Diet and Reproduction
  • This shark feeds predominantly on bony fish such as sardines, kelp bass, flatfish, queen fish and mackerels, which are its favorite. It also likes feeding on spawning squid, toad fish and shrimp.
  • This shark in specific can stay buried under ocean sediments for days together, without having to move an inch. They stay unmoving for innumerable hours waiting for a suitable prey to reach within hunting proximity. These sharks choose strategic locations where they can lie either towards or parallel to a protective vertical structure. This becomes it base for the next 7-10 days until the prey realize that certain specific locations contain threats and must not be approached. After which the shark will shift its location, sometimes traveling 7 km in a single night so as to reach a suitable hideout and hunting ground.

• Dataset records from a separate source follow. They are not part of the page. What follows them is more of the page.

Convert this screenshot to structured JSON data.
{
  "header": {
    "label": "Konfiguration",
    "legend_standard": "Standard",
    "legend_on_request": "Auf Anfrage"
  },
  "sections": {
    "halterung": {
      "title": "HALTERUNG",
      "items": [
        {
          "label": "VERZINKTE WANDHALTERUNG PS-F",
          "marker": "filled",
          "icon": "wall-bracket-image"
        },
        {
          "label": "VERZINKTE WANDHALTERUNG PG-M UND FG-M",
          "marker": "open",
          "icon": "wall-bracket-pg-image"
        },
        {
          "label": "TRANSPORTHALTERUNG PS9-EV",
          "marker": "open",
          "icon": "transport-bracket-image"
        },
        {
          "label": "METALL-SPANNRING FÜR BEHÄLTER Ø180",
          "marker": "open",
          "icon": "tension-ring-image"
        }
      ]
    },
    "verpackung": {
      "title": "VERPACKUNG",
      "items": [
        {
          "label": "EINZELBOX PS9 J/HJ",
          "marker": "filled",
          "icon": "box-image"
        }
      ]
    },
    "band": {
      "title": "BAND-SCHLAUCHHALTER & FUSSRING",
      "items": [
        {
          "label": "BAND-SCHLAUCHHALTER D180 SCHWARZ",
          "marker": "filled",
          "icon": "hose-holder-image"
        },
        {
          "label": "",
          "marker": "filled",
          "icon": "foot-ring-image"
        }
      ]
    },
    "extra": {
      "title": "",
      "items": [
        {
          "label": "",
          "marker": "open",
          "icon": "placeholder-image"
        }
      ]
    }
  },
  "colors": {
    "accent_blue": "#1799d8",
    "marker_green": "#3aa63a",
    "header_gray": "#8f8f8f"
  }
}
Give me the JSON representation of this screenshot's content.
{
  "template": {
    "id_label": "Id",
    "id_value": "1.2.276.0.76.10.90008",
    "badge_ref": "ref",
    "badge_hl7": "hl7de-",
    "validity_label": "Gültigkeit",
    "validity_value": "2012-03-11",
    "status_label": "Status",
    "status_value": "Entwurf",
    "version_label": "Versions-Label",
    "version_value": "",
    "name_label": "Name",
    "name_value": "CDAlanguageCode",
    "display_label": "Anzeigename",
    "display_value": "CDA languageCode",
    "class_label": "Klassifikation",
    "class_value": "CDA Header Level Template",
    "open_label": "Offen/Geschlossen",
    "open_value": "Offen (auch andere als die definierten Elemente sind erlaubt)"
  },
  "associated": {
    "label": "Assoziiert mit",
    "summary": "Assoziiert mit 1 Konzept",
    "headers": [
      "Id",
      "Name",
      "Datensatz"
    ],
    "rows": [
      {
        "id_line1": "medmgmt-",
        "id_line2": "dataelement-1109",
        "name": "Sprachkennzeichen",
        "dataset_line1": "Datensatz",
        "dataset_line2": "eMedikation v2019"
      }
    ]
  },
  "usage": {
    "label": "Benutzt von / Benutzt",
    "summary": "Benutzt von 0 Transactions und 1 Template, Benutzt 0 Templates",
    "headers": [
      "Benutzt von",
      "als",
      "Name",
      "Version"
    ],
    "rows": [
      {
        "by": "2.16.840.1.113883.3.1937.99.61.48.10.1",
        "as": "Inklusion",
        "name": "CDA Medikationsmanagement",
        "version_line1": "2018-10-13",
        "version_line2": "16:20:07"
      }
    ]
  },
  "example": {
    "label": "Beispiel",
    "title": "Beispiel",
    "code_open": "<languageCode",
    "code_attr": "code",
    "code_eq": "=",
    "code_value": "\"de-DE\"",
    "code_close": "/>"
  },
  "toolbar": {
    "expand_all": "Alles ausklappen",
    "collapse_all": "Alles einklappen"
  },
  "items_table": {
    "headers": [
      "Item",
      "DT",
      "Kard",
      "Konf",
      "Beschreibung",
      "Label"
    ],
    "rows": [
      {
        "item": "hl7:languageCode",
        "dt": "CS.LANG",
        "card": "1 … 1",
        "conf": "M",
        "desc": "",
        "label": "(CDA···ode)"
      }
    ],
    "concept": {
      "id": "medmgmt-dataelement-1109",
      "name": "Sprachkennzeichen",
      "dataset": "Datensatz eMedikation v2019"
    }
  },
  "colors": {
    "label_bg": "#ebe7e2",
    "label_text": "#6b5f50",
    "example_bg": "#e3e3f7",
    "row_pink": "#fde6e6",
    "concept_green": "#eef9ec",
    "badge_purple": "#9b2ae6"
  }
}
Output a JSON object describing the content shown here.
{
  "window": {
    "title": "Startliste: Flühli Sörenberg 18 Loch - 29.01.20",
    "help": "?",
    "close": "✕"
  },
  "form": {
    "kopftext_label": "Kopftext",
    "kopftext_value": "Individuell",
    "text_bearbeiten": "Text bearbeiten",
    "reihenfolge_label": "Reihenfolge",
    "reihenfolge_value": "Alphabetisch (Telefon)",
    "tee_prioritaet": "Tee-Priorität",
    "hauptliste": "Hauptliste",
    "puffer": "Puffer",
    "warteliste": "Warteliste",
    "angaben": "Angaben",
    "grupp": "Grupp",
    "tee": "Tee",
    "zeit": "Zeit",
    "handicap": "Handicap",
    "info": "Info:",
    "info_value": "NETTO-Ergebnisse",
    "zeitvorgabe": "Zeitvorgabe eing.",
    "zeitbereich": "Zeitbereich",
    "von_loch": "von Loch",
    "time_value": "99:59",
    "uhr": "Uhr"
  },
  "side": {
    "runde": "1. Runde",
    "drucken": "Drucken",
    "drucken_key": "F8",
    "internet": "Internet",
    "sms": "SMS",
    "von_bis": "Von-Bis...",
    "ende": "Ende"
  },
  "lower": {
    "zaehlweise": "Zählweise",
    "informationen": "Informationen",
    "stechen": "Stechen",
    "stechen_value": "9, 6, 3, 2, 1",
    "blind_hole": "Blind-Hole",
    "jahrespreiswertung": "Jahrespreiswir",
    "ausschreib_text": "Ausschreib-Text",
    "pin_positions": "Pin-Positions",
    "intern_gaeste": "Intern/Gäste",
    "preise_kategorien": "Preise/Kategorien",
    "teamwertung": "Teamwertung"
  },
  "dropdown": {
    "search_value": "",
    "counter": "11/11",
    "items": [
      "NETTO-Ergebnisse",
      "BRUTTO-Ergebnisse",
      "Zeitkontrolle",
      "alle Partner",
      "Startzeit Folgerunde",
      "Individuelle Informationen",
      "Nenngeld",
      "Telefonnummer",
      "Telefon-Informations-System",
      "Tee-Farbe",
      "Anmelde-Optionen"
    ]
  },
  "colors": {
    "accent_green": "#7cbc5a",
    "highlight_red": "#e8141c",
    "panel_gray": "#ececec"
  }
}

  • These hideouts usually include substrates or sandy surfaces near reefs, which are the breeding as well as feeding grounds for various fish and shoals.
  • This shark is also a aplacental viviparous, which means that it nourishes its embryo within a yolk sack in its uterus. The gestation period is ten months after which the baby sharks are born.
  • Every female shark gives birth to about 6-11 offspring, after which they mate again within a few days.
Why is the Pacific Angel Shark Endangered?

These sharks are considered a delicacy and are caught for their meat. This shark was made a part of the commercially executed gillnet in California during 1976, but was discontinued in 1991 after the number of catches reduced drastically. The reason being that these sharks were being caught at a rapid rate because its demand had skyrocketed, but their population kept plummeting rapidly, because of their slow reproduction rate. These sharks are easier to catch because they do not prefer moving away from their habitat, which makes them a feasible and convenient target. They usually go deeper into the ocean so as to protect themselves from being caught.

Nonetheless, modern fishing technologies has made it possible for them to be hunted even from such lower depths. The angel Pacific shark is not exactly endangered, but is categorized within the vulnerable bracket, because if the hunting is not monitored, they will soon become an endangered species.